World leaders will meet today (Feb. 4) to discuss implementing cyberwar rules of engagement.
/ Source: SecurityNewsDaily

World leaders will meet today (Feb. 4) to discuss implementing cyberwar rules of engagement.

At the Munich Security Conference, the EastWest Institute is scheduled to present a report that defines the ground rules for cyberconflict and “explores how to extend the humanitarian principles that govern war to cyberspace,” according to the institute’s website.

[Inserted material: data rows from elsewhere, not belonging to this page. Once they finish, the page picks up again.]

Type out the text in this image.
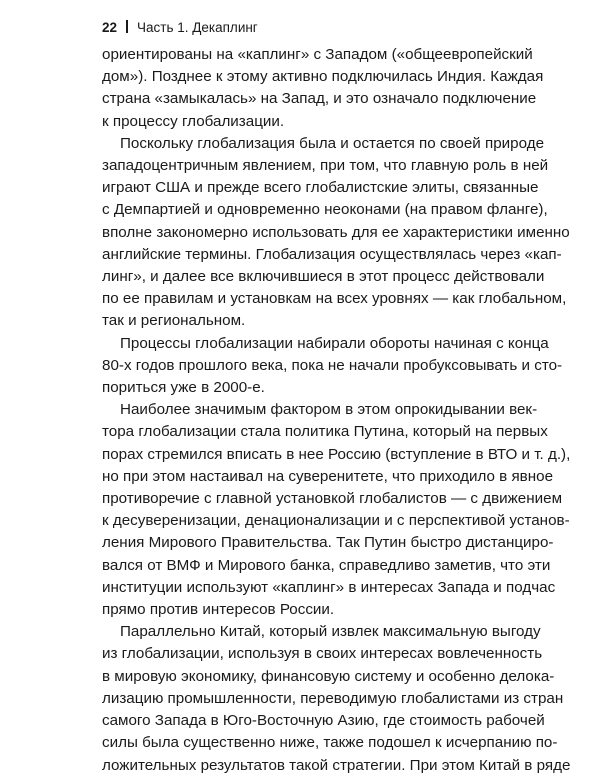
22 Часть 1. Декаплинг

ориентированы на «каплинг» с Западом («общеевропейский
дом»). Позднее к этому активно подключилась Индия. Каждая
страна «замыкалась» на Запад, и это означало подключение
к процессу глобализации.

Поскольку глобализация была и остается по своей природе
западоцентричным явлением, при том, что главную роль в ней
играют США и прежде всего глобалистские элиты, связанные
с Демпартией и одновременно неоконами (на правом фланге),
вполне закономерно использовать для ее характеристики именно
английские термины. Глобализация осуществлялась через «кап-
линг», и далее все включившиеся в этот процесс действовали
по ее правилам и установкам на всех уровнях — как глобальном,
так и региональном.

Процессы глобализации набирали обороты начиная с конца
80-х годов прошлого века, пока не начали пробуксовывать и сто-
пориться уже в 2000-е.

Наиболее значимым фактором в этом опрокидывании век-
тора глобализации стала политика Путина, который на первых
порах стремился вписать в нее Россию (вступление в ВТО и т. д.),
но при этом настаивал на суверенитете, что приходило в явное
противоречие с главной установкой глобалистов — с движением
к десуверенизации, денационализации и с перспективой установ-
ления Мирового Правительства. Так Путин быстро дистанциро-
вался от ВМФ и Мирового банка, справедливо заметив, что эти
институции используют «каплинг» в интересах Запада и подчас
прямо против интересов России.

Параллельно Китай, который извлек максимальную выгоду
из глобализации, используя в своих интересах вовлеченность
в мировую экономику, финансовую систему и особенно делока-
лизацию промышленности, переводимую глобалистами из стран
самого Запада в Юго-Восточную Азию, где стоимость рабочей
силы была существенно ниже, также подошел к исчерпанию по-
ложительных результатов такой стратегии. При этом Китай в ряде
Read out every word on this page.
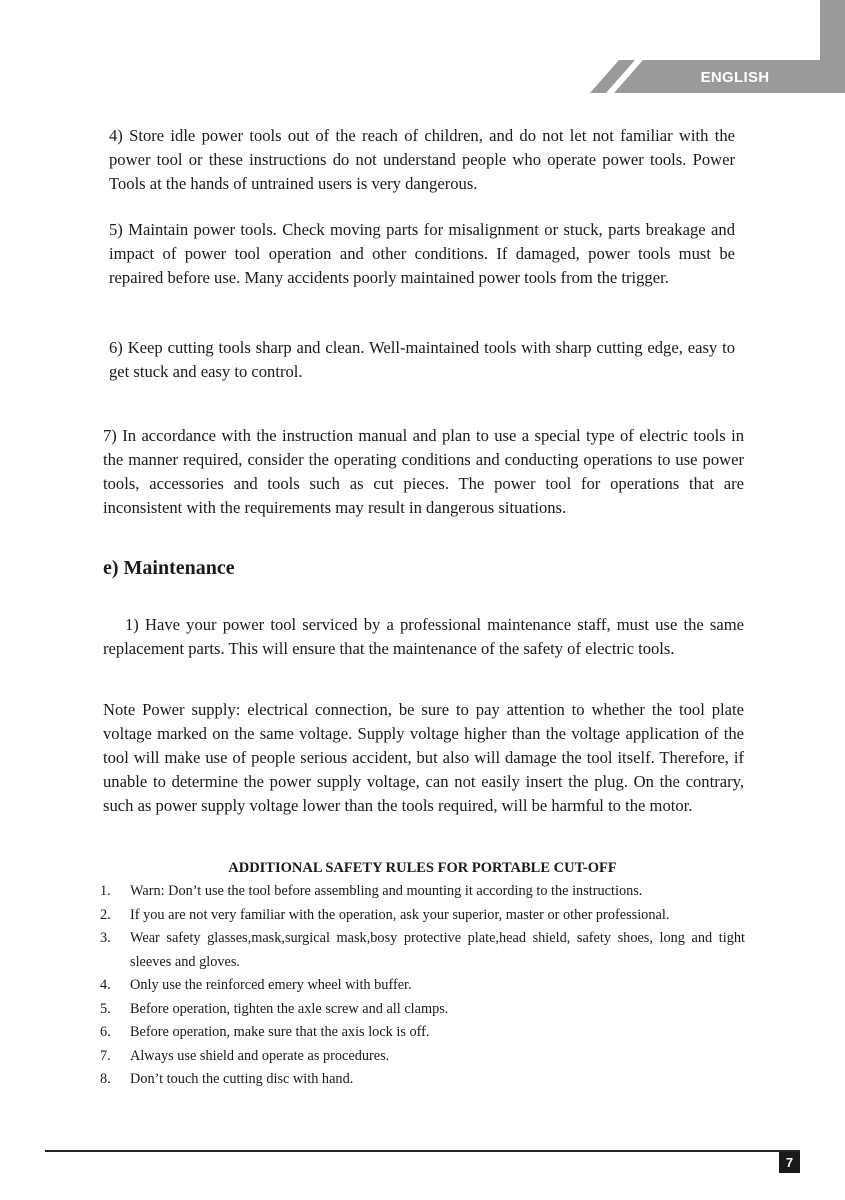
ENGLISH

4) Store idle power tools out of the reach of children, and do not let not familiar with the power tool or these instructions do not understand people who operate power tools. Power Tools at the hands of untrained users is very dangerous.

5) Maintain power tools. Check moving parts for misalignment or stuck, parts breakage and impact of power tool operation and other conditions. If damaged, power tools must be repaired before use. Many accidents poorly maintained power tools from the trigger.

6) Keep cutting tools sharp and clean. Well-maintained tools with sharp cutting edge, easy to get stuck and easy to control.

7) In accordance with the instruction manual and plan to use a special type of electric tools in the manner required, consider the operating conditions and conducting operations to use power tools, accessories and tools such as cut pieces. The power tool for operations that are inconsistent with the requirements may result in dangerous situations.

e) Maintenance

1) Have your power tool serviced by a professional maintenance staff, must use the same replacement parts. This will ensure that the maintenance of the safety of electric tools.

Note Power supply: electrical connection, be sure to pay attention to whether the tool plate voltage marked on the same voltage. Supply voltage higher than the voltage application of the tool will make use of people serious accident, but also will damage the tool itself. Therefore, if unable to determine the power supply voltage, can not easily insert the plug. On the contrary, such as power supply voltage lower than the tools required, will be harmful to the motor.

ADDITIONAL SAFETY RULES FOR PORTABLE CUT-OFF
1.	Warn: Don’t use the tool before assembling and mounting it according to the instructions.
2.	If you are not very familiar with the operation, ask your superior, master or other professional.
3.	Wear safety glasses,mask,surgical mask,bosy protective plate,head shield, safety shoes, long and tight sleeves and gloves.
4.	Only use the reinforced emery wheel with buffer.
5.	Before operation, tighten the axle screw and all clamps.
6.	Before operation, make sure that the axis lock is off.
7.	Always use shield and operate as procedures.
8.	Don’t touch the cutting disc with hand.
7
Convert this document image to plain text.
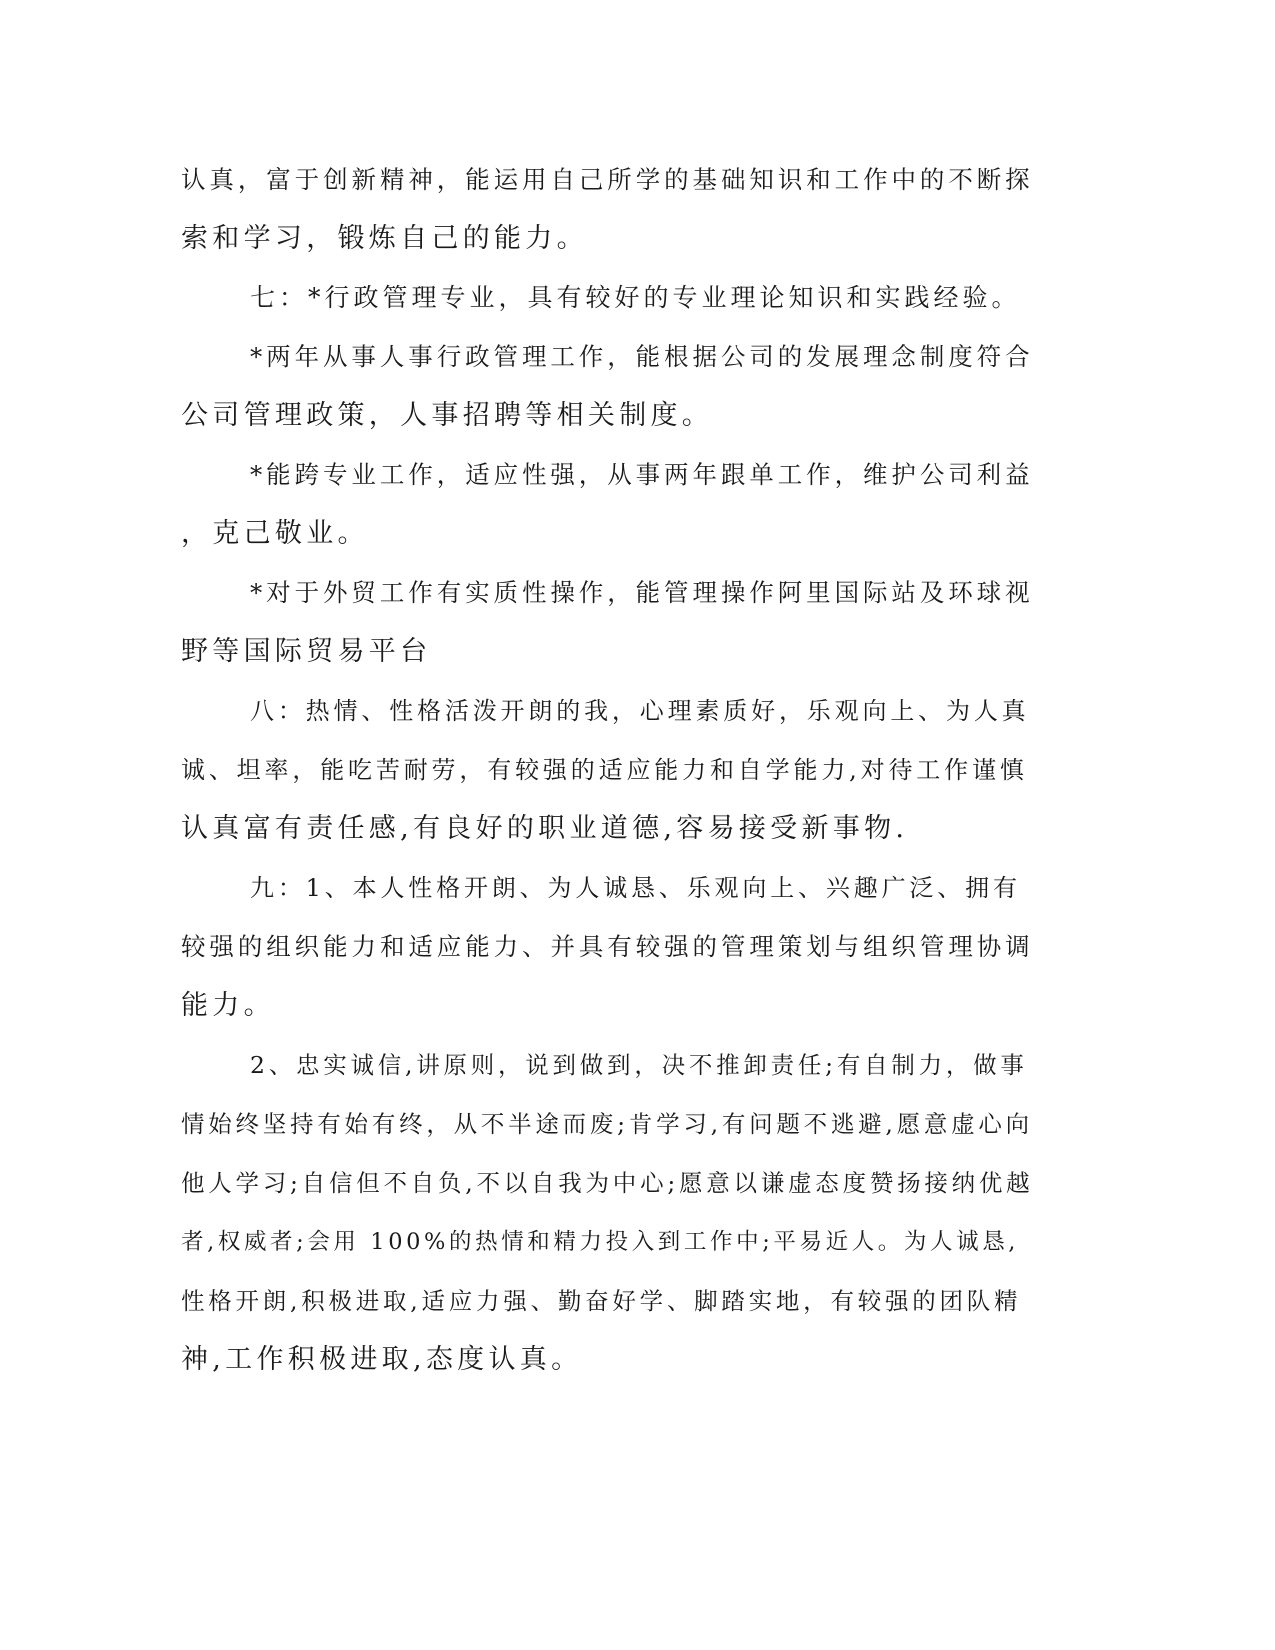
认真，富于创新精神，能运用自己所学的基础知识和工作中的不断探
索和学习，锻炼自己的能力。
七：*行政管理专业，具有较好的专业理论知识和实践经验。
*两年从事人事行政管理工作，能根据公司的发展理念制度符合
公司管理政策，人事招聘等相关制度。
*能跨专业工作，适应性强，从事两年跟单工作，维护公司利益
，克己敬业。
*对于外贸工作有实质性操作，能管理操作阿里国际站及环球视
野等国际贸易平台
八：热情、性格活泼开朗的我，心理素质好，乐观向上、为人真
诚、坦率，能吃苦耐劳，有较强的适应能力和自学能力,对待工作谨慎
认真富有责任感,有良好的职业道德,容易接受新事物.
九：1、本人性格开朗、为人诚恳、乐观向上、兴趣广泛、拥有
较强的组织能力和适应能力、并具有较强的管理策划与组织管理协调
能力。
2、忠实诚信,讲原则，说到做到，决不推卸责任;有自制力，做事
情始终坚持有始有终，从不半途而废;肯学习,有问题不逃避,愿意虚心向
他人学习;自信但不自负,不以自我为中心;愿意以谦虚态度赞扬接纳优越
者,权威者;会用 100%的热情和精力投入到工作中;平易近人。为人诚恳,
性格开朗,积极进取,适应力强、勤奋好学、脚踏实地，有较强的团队精
神,工作积极进取,态度认真。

United States Secretary of State Hillary Clinton, John McCain and Joe Lieberman, Russian Foreign Minister Sergei Lavrov, British Prime Minister David Cameron and German Chancellor Angela Merkel will attend the summit.

The EastWest Institute’s proposal includes five recommendations: preserving the principles of the Geneva and Hague conventions that protect humanitarian rights; assigning designated “protected zones in cyberspace”; reinterpreting Geneva and Hague convention principles “in light of the fact that cyber warriors are often non-state actors”; determining if certain cyberweapons should be banned; and coming up with a definition of “cyberwar.”

Karl Rauscher co-authored “Working Towards Rules for Governing Cyber Conflict : Rendering the Geneva and Hague Conventions in Cyberspace,” from which the recommendations came.

A distinguished fellow at the EastWest Institute, Rauscher said the amount of critical infrastructure online – from electricity grids to “the systems that guide passenger planes through the air” – necessitate that clear lines be drawn in the event cyberspace becomes hostile ground.

His co-author, Andrey Korotkov, added, “Our hope is that these recommendations will provoke a broad international, cross-sector debate on the very hot topic of cyberconflict.”